Siempre hay un último día y un camino de vuelta y, con frecuencia, una reflexión final. Y también llegaron para este viaje.
El último día fue un día intenso.
Visitamos un último templo (Kyichi Lhakhang), uno de los más antiguos de Bután (s. VII), recibimos la bendición de un lama en forma de pulsera de colores que aún llevo puesta, giramos las ruedas de oración que recorren todo el perímetro exterior del templo, nos despedimos por última vez del Guru Rimpoché (Padmasambhava) a quien habíamos visto en tantos templos y del que nos habló Pema tantas veces.
Recorrimos el Museo Nacional, el único museo que hemos visto en todo el viaje, un museo que compendia la vida y la cultura butanesas: arte, historia, naturaleza, artesanía, tradiciones, religión…
Y para terminar la mañana entramos en la fortaleza de Paro (Rinpung Dzongkhag), con sus elementos decorativos en madera y los grandes murales pintados, donde una vez más contemplamos la rueda de la vida y escuchamos los beneficios del trabajo en equipo, simbolizado por “los cuatro amigos” que a mí me recuerdan a los músicos de Bremen.
Nos llevaron a una casa rural donde pudimos ver la arquitectura interior, me sorprendió el oratorio, traspasamos una cortina donde esperaba un pequeño espacio con alguna imagen y resultaron ser dos estancias espaciosas preparadas para recibir al maestro y los monjes que le acompañan, al parecer visitan las casas al menos una vez al año, fue el único templo que pude fotografiar.

La tarde terminó con visita libre por las calles de Paro, antes de la entrada preceptiva a algunas tiendas de recuerdos, paseamos por un mercado y nos acercamos a un puente de entrada a la fortaleza de Paro que no habíamos cruzado por la mañana, había un grupo de indias vestidas a la butanesa, a una de ellas le caí en gracia y, tras hacernos algunas fotos, me pidió que bailara con ellas unos pasos que les acababan de enseñar de algún baile tradicional.

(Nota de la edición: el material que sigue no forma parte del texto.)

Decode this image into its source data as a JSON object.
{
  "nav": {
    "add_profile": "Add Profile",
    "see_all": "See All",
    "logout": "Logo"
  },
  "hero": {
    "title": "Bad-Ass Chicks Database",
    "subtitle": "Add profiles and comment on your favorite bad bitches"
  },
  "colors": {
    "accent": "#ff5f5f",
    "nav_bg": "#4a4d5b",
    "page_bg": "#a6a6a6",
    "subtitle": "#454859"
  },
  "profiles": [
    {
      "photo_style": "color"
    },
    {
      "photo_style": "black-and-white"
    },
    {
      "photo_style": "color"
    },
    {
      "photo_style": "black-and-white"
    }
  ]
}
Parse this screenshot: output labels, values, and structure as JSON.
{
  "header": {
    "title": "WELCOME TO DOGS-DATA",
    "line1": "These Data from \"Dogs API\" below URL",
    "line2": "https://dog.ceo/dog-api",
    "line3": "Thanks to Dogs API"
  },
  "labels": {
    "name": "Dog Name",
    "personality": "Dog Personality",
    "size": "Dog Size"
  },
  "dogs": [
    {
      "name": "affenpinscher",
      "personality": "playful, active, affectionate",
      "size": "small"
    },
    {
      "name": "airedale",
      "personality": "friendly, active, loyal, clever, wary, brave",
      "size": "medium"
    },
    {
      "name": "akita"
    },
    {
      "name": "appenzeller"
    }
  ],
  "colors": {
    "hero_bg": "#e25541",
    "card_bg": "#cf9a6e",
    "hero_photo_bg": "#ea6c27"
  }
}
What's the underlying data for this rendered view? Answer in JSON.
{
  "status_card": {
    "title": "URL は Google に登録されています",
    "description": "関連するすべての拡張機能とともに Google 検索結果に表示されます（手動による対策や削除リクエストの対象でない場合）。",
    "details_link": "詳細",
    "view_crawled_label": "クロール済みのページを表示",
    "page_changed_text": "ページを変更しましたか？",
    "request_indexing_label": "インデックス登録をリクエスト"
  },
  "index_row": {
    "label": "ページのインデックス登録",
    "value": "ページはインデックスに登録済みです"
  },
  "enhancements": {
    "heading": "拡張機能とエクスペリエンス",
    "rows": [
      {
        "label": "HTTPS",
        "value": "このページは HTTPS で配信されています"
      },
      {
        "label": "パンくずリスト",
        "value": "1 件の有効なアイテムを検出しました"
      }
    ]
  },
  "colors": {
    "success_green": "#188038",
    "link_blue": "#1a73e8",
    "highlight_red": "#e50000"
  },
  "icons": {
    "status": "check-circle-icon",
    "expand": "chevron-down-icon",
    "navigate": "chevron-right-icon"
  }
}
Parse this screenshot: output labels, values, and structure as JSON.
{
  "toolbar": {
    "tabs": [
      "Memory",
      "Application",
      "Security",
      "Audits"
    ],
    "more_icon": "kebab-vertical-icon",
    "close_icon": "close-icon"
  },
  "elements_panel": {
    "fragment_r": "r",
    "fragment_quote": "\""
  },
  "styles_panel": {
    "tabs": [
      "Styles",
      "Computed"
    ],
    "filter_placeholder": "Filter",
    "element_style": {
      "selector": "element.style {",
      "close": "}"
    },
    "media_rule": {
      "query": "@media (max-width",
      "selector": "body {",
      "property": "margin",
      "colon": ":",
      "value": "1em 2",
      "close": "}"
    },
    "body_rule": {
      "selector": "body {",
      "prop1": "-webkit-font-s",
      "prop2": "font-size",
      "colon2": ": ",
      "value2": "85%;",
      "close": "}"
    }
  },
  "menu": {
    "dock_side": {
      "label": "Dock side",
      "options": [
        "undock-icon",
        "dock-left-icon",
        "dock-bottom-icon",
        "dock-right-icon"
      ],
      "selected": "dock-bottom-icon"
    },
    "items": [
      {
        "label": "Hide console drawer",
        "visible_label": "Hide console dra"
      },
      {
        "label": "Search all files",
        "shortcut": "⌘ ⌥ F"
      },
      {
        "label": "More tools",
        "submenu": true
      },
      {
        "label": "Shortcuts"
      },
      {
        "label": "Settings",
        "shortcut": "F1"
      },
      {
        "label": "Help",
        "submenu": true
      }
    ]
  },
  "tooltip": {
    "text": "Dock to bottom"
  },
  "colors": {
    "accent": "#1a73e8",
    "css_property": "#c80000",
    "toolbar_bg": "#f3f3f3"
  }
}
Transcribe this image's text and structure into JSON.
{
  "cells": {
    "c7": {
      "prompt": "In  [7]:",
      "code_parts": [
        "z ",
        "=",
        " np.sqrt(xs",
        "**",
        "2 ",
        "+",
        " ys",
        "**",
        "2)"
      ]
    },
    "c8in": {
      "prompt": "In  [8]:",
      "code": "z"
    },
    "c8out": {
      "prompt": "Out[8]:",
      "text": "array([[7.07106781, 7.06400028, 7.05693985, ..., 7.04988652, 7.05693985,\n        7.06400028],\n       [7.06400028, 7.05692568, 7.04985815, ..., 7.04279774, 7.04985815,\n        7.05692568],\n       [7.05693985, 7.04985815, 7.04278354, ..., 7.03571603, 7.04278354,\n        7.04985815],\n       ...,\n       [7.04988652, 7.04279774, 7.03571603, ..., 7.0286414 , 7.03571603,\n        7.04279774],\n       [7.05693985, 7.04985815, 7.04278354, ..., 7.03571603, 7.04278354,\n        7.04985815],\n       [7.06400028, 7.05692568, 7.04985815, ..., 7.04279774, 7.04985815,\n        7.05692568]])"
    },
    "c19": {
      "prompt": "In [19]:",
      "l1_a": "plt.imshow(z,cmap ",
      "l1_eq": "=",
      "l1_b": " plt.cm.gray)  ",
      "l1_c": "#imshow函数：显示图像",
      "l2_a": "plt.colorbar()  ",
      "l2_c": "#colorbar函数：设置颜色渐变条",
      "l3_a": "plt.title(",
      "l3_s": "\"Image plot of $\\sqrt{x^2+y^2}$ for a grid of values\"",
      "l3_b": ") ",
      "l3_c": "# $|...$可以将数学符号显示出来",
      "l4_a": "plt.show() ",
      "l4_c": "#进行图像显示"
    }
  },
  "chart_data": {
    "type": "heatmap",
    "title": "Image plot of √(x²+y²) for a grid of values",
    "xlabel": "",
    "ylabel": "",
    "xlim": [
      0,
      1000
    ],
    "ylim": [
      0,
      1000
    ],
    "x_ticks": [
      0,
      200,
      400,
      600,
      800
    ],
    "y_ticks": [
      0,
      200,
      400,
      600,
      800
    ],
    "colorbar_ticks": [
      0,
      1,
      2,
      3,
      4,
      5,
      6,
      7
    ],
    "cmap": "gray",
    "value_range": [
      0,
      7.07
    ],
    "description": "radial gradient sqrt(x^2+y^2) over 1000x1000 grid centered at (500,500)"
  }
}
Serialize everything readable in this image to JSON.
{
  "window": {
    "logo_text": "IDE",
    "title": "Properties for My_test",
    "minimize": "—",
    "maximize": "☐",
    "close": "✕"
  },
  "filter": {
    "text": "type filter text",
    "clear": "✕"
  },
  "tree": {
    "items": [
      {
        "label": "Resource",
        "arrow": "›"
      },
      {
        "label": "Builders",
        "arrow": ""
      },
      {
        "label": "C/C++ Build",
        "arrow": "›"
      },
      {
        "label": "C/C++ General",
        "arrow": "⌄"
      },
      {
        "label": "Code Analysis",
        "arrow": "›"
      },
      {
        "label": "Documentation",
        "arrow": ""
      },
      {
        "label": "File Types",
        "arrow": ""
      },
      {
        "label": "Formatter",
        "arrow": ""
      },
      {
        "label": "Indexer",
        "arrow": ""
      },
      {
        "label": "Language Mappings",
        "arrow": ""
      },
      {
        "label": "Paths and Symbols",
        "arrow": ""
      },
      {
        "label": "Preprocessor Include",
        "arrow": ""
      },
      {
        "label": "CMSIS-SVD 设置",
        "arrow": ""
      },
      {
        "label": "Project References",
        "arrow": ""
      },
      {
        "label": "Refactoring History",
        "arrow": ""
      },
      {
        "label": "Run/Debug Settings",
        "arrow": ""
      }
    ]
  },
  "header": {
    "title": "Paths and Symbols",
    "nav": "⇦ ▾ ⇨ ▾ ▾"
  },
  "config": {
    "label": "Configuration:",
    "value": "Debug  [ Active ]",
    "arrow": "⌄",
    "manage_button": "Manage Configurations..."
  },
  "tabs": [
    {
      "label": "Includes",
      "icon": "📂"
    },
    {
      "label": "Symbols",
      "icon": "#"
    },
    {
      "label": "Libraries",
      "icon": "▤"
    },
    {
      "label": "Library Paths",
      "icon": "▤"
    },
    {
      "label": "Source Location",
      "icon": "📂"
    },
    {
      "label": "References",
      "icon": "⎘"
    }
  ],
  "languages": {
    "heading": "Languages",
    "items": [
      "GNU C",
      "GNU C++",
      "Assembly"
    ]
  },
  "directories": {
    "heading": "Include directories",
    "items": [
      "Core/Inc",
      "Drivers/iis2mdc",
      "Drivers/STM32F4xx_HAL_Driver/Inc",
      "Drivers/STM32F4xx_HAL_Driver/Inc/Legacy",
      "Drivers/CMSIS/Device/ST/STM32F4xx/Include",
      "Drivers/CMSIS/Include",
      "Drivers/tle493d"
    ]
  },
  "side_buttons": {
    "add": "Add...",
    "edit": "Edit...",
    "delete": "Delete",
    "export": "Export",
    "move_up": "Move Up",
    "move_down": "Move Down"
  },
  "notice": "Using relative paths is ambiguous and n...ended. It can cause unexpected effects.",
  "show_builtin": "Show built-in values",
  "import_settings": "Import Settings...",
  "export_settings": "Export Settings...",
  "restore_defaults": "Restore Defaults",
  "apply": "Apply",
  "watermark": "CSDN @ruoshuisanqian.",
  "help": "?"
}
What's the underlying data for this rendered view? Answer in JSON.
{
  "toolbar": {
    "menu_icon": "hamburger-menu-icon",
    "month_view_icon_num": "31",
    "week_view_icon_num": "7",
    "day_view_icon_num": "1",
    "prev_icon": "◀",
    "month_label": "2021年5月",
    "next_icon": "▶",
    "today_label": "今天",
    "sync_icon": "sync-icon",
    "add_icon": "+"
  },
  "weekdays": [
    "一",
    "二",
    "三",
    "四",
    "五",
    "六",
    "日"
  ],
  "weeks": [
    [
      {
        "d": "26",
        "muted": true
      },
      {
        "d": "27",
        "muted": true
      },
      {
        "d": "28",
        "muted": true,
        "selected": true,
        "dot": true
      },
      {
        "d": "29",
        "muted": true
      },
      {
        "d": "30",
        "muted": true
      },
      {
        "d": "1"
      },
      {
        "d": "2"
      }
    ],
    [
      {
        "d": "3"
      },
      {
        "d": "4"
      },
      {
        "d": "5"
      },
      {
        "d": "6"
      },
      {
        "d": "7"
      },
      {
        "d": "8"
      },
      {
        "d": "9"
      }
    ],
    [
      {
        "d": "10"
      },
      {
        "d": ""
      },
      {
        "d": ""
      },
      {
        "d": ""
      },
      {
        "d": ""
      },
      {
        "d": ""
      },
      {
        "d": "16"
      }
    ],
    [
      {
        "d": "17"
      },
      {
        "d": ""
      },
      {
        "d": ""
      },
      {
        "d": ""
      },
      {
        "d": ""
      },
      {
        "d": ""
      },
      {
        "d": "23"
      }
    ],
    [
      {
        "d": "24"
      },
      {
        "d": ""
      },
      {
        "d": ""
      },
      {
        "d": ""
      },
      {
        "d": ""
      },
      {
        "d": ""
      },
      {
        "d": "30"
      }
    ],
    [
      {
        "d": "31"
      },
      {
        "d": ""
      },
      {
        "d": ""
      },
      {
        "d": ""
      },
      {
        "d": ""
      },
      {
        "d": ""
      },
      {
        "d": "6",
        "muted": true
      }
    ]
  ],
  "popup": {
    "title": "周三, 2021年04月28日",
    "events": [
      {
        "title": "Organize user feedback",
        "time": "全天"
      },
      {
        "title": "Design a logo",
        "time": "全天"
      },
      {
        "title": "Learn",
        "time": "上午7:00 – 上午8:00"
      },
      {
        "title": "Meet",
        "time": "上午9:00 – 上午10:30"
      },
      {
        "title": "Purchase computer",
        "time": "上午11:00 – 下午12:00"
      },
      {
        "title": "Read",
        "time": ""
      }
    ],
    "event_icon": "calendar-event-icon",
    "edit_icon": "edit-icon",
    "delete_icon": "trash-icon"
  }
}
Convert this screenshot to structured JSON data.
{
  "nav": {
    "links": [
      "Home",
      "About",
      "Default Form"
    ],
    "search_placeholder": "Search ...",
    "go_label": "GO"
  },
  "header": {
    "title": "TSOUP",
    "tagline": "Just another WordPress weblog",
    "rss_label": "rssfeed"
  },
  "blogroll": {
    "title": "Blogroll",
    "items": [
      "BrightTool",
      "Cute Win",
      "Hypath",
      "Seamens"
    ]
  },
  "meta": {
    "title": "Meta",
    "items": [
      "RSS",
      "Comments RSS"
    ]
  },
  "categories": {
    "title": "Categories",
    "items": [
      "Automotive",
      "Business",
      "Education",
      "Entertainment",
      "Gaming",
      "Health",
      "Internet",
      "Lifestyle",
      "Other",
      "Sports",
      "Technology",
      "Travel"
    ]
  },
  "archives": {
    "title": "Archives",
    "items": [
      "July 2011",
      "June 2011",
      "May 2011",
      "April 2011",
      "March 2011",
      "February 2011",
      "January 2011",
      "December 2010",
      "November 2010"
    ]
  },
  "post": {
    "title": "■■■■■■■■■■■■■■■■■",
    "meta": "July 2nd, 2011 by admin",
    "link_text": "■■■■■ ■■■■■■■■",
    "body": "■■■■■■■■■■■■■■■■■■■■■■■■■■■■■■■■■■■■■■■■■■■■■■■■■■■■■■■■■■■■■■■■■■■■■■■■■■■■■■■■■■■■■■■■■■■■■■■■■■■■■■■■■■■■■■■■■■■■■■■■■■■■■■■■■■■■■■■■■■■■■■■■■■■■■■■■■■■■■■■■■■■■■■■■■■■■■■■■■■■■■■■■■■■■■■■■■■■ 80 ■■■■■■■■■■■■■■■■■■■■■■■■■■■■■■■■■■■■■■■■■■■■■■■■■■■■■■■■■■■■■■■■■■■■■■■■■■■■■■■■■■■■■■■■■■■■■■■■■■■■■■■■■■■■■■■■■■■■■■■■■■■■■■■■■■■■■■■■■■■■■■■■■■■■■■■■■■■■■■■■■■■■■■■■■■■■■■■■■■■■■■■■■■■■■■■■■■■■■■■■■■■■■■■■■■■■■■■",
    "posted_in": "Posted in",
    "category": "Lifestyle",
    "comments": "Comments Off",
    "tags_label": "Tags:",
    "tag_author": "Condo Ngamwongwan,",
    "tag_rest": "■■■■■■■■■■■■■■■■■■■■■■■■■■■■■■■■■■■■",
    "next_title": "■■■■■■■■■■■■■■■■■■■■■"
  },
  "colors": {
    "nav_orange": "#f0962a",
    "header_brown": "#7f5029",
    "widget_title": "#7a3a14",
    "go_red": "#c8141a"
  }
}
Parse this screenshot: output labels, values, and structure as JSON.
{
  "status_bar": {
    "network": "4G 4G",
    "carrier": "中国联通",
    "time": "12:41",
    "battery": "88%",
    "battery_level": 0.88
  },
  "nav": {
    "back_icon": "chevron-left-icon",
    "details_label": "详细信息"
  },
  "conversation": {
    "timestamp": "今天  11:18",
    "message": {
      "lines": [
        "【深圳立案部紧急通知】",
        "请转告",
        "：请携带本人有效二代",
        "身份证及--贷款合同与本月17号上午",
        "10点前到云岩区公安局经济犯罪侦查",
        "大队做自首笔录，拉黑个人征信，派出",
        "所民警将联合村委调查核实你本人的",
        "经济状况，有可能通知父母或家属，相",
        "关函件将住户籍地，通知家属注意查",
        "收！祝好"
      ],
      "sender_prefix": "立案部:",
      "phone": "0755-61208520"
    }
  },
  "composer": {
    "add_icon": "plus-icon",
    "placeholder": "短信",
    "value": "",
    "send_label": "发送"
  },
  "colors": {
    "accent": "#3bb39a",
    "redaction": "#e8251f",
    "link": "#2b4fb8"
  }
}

Lo di todo por la concordia internacional.
A la llegada al hotel nos tenían preparado un espectáculo de danzas tradicionales, pero esta vez a cargo de un grupo folclórico local que no pidió participación del respetable, salvo en un número jocoso de un pastor y su yak.
La mañana que tocaba volver empezó a desintegrarse el grupo con la misma naturalidad que se formó. Yanina y Albert, que seguirían a Nepal con el guía, salían más tarde de Paro y ya no vinieron al aeropuerto. Al llegar a Delhi, Marta, Leo y Carlos se despidieron porque se quedaban unos días más en India. Ana y Bego salían en vuelos diferentes bastante más tarde y buscaron un hotel donde poder descansar hasta la hora de su vuelo. Los cuatro que cogíamos el vuelo a Abu Dabi a la misma hora teníamos planes diferentes: yo no quise volver al estrés y al calor de Delhi y me quedé en el aeropuerto, Jesús se quedó conmigo, hicimos por pasar las interminables horas juntos, pero cada uno a nuestro aire. Inma y Jessica dejaron el equipaje en una consigna y aprovecharon para hacer alguna visita turística más. Los dos planes son incómodos. Este aeropuerto es, si cabe, más antipático que otros, el espacio donde están los mostradores de las compañías es un lugar sin retorno al que no dejan pasar hasta el momento del check-in. La espera es en un espacio satélite ruidoso y refrescado a base de ventiladores. Jesús se estiró tumbado en unos asientos mientras yo escribía sentada enfrente. Aún nos quedaban dos vuelos y más de 20 horas de viaje. Volamos en asientos separados, en Abu Dabi despedimos a Jessica y en Madrid cada uno tomamos rumbo a nuestras rutinas.
Terminado el viaje vuelve la vida a lo cotidiano. La desconexión ha funcionado, la huida no. Aquí siguen las obligaciones, los asuntos sin resolver y los proyectos por acabar. Vuelven los deseos, equivocados o no, los apegos dañinos, las presiones sordas, el ruido de fondo… y conocerlos no sirve para que desaparezcan. Un día han tardado en volver, aunque luche por mantenerlos a raya.
También vuelvo a mi hija y a mis amigos y eso me reconforta.